Mexico is copying China's tactics for growing its economy at U.S. expense through trade surpluses. Referring to China's ludicrous claim that the U.S. is dumping chicken feet on the Chinese market at a price lower than they are sold in the United States, The Poultry Site continues:
With U.S. poultry exports to China significantly decreased due to frivolous anti-dumping duties, Mexico is the United States' most important market, importing nearly 250,000 metric tons in the most recent year valued at nearly $270 million.

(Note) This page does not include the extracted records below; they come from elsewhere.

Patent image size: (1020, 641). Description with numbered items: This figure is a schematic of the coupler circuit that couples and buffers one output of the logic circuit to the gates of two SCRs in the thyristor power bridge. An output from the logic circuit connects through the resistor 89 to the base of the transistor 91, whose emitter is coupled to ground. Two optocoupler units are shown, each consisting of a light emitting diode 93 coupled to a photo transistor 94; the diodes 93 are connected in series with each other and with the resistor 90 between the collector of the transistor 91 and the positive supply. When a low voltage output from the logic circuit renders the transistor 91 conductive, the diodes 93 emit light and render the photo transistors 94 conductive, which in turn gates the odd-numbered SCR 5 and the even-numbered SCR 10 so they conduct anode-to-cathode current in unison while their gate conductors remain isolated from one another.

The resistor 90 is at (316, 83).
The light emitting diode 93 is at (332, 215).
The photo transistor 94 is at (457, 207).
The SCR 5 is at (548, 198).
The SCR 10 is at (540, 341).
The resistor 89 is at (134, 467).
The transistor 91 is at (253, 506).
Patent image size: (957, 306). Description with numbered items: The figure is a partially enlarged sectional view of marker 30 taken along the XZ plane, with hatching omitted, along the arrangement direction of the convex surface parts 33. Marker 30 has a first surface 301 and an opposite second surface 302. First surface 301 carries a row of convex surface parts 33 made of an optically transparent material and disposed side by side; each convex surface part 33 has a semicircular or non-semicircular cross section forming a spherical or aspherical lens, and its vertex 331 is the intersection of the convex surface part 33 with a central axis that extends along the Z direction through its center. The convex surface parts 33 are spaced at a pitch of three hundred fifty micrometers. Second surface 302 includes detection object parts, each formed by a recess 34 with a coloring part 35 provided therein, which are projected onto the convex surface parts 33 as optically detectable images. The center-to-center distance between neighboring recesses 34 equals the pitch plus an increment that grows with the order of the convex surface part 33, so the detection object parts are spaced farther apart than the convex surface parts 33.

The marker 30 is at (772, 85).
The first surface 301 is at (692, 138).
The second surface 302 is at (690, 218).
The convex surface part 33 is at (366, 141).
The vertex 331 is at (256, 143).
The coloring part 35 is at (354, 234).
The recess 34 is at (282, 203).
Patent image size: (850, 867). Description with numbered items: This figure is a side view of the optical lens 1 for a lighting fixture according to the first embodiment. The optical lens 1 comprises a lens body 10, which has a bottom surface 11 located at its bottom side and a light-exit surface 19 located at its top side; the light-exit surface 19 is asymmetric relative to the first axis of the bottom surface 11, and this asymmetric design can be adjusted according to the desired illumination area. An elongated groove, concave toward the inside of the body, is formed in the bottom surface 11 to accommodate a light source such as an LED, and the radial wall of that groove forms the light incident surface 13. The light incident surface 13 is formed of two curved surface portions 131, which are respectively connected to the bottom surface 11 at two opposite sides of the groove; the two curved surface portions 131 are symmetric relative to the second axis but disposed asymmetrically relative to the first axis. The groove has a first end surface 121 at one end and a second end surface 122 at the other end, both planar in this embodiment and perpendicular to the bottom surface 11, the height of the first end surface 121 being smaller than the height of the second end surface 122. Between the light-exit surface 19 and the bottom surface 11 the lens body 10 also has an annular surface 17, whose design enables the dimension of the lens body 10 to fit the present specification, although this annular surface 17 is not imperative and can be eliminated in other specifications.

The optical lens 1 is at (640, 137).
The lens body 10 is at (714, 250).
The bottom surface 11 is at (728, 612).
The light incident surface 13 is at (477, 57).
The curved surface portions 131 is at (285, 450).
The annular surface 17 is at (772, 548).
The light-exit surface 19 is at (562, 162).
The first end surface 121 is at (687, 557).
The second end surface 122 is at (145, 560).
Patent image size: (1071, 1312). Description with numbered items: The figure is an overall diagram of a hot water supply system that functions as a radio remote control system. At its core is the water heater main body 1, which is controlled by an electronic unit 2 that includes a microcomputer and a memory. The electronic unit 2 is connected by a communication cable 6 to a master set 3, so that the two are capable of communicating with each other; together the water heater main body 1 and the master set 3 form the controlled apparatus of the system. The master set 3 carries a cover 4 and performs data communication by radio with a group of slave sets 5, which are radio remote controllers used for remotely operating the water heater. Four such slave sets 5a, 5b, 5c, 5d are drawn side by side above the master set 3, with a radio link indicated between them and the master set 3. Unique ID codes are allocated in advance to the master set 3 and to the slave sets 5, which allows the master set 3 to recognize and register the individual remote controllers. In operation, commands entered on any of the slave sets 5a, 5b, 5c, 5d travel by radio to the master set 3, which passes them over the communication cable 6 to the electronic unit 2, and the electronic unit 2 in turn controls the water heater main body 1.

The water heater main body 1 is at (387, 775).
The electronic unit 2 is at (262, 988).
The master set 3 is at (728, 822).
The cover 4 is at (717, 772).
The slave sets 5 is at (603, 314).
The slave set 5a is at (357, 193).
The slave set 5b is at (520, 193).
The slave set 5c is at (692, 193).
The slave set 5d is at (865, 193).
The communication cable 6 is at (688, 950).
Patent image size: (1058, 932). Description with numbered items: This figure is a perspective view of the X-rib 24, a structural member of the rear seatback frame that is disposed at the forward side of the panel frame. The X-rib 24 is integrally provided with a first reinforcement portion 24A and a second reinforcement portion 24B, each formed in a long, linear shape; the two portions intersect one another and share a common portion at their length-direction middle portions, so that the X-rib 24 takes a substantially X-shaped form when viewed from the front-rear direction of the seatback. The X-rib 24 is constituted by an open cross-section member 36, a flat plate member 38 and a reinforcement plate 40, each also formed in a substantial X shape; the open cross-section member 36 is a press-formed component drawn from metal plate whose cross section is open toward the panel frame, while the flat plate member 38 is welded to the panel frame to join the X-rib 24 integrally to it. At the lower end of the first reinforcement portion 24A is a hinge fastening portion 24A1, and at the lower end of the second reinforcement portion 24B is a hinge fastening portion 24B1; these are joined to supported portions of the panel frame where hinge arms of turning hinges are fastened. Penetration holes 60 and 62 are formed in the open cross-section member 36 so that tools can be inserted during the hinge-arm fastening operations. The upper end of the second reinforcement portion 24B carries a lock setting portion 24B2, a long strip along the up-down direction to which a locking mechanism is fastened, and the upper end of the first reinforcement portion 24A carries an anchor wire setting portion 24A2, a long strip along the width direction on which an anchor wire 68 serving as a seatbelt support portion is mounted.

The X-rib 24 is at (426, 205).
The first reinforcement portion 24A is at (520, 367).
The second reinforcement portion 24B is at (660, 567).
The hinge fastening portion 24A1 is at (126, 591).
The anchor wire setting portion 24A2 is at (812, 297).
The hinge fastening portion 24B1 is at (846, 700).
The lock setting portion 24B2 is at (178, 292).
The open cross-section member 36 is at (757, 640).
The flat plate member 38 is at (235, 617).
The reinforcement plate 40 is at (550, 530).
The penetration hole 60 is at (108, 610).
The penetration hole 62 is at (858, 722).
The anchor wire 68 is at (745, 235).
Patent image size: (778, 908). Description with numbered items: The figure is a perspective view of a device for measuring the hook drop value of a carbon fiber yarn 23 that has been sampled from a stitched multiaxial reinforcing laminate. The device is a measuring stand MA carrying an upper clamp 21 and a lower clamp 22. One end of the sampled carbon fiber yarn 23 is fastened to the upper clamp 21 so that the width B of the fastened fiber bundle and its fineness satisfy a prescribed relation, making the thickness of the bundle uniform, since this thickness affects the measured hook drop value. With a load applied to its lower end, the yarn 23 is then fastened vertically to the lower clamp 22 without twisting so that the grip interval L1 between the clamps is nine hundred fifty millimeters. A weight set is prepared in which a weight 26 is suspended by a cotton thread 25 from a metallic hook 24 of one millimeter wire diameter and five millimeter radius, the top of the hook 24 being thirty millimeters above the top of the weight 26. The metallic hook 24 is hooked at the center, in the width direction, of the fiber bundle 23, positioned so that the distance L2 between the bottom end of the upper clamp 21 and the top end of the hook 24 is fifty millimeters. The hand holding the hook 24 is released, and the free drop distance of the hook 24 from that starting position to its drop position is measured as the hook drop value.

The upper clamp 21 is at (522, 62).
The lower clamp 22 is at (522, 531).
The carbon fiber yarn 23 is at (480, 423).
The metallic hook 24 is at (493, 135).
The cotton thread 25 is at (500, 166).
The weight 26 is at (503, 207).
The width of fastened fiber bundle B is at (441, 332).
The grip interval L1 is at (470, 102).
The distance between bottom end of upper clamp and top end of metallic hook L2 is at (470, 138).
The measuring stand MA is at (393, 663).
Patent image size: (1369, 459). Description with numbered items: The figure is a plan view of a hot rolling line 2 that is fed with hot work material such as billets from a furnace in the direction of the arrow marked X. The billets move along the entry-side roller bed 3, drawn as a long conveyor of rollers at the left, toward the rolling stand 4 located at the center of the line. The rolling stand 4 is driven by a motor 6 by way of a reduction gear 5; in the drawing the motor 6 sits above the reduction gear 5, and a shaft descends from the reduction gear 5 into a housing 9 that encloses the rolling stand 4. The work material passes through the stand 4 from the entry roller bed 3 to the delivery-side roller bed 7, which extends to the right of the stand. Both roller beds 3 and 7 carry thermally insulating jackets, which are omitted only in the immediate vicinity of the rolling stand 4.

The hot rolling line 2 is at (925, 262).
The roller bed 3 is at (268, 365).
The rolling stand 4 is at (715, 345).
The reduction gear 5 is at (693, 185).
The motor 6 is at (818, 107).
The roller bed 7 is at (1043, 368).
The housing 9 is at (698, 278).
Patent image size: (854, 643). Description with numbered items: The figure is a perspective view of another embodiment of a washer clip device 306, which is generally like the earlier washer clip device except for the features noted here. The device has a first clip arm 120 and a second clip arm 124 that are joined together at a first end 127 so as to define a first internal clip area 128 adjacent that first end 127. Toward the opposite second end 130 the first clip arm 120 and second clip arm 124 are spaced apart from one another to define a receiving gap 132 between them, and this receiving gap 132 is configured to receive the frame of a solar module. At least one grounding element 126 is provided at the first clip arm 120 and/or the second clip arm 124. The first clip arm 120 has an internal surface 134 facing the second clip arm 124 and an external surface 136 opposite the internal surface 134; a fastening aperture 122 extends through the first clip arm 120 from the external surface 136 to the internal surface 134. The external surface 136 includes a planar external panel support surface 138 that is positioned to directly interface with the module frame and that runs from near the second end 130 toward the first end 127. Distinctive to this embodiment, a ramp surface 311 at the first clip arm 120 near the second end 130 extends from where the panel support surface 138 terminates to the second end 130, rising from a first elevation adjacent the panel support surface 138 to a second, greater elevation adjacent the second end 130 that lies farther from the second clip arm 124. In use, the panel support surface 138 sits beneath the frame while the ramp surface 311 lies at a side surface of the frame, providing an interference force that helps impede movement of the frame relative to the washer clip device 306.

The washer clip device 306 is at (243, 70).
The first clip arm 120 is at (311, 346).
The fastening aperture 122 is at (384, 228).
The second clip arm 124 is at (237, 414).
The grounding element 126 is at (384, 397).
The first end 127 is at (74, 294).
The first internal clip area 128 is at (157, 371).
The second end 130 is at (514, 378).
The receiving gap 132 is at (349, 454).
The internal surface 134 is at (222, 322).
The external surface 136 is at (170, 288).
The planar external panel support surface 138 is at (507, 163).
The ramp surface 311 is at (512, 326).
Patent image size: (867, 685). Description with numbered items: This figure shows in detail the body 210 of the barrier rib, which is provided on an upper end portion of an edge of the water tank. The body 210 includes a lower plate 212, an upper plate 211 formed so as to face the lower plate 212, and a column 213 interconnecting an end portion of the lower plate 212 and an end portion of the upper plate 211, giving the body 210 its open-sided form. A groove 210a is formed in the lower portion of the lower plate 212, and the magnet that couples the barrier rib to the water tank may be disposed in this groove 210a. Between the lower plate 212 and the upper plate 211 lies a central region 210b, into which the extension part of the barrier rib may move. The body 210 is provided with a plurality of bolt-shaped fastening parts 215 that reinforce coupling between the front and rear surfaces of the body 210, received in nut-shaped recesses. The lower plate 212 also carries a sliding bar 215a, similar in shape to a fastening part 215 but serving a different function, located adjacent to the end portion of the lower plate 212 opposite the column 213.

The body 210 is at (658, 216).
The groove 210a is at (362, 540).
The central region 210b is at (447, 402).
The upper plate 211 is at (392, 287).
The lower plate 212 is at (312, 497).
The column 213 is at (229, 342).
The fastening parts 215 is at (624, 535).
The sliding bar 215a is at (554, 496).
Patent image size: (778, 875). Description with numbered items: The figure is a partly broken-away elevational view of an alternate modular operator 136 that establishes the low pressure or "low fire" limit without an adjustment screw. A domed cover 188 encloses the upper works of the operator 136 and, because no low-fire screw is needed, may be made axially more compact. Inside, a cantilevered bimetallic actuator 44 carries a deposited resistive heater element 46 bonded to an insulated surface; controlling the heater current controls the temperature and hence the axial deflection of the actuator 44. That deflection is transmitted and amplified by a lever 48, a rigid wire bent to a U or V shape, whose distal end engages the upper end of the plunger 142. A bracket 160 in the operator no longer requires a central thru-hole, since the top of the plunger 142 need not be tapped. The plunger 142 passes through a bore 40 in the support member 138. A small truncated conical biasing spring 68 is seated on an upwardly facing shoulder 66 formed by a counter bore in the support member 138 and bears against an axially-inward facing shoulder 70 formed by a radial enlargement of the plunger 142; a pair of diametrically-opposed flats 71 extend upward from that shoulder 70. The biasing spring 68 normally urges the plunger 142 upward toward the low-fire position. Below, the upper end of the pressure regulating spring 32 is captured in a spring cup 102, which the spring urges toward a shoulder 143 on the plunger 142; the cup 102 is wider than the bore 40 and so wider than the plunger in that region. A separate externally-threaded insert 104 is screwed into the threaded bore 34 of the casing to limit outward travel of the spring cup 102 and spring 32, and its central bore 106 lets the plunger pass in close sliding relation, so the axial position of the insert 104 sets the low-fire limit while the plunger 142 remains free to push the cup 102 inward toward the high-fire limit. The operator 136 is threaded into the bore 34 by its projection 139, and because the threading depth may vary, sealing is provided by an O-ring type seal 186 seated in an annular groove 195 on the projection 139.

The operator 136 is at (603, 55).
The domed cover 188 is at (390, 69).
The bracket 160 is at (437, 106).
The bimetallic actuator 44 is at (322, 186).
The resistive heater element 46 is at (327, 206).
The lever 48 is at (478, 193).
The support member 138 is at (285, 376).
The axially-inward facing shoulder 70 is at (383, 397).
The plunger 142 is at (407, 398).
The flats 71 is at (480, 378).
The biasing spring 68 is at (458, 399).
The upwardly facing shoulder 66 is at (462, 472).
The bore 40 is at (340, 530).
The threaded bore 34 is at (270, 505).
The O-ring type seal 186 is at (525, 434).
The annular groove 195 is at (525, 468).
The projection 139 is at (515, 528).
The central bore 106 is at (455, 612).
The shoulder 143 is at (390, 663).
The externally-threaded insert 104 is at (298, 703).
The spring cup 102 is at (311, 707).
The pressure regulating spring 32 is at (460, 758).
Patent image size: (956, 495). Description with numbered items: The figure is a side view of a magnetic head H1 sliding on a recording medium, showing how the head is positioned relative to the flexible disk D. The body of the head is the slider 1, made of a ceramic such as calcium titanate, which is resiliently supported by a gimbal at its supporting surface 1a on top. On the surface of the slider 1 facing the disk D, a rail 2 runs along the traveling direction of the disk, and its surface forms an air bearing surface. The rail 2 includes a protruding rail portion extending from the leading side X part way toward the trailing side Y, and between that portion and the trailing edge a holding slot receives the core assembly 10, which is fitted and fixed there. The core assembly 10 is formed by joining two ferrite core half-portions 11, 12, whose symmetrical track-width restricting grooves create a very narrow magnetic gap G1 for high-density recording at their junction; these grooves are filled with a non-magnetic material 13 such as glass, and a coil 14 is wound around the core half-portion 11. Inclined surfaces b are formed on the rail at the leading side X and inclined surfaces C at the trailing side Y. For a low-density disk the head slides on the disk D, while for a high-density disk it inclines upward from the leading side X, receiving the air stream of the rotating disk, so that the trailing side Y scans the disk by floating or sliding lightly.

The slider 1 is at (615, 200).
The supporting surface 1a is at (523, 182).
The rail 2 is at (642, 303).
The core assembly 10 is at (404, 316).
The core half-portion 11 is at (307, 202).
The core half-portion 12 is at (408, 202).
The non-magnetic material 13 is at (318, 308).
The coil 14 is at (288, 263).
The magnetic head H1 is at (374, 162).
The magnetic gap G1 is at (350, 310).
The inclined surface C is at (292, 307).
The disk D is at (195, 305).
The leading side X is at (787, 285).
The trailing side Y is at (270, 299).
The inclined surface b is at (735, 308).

Like China, Mexico manipulates the exchange rate between its currency and the dollar, enabling it to run a $58 billion trade surplus with the United States in 2011. In his November 2010 speech, Federal Reserve Chairman Ben Bernanke reported (see Figure 8) that between September 2009 and September 2010, Mexico devoted 3.64% of its GDP to currency reserve accumulations. These accumulations artificially weaken the Mexican peso and artificially strengthen the dollar so that Mexican products are artificially low priced and American products are artificially high priced. Almost all of the emerging market governments are copying China's growth strategy.
Free trade agreements are not worth the paper that they are written upon unless they include balanced trade clauses that allow any country running both an overall trade deficit and a bilateral trade deficit to impose an across-the-board trade-balancing tariff upon the other's goods. Balanced trade benefits both parties. Phony free trade gives jobs to the trade surplus country and debt to the trade deficit country.
And just why is the Obama administration letting China (which ran a $282 billion trade surplus with the U.S. in 2011) keep out U.S. chicken products? WTO rules let trade deficit countries impose trade balancing tariffs, such as a scaled tariff whose import surcharge is set so as to take in half of our bilateral trade deficit as tariff revenue.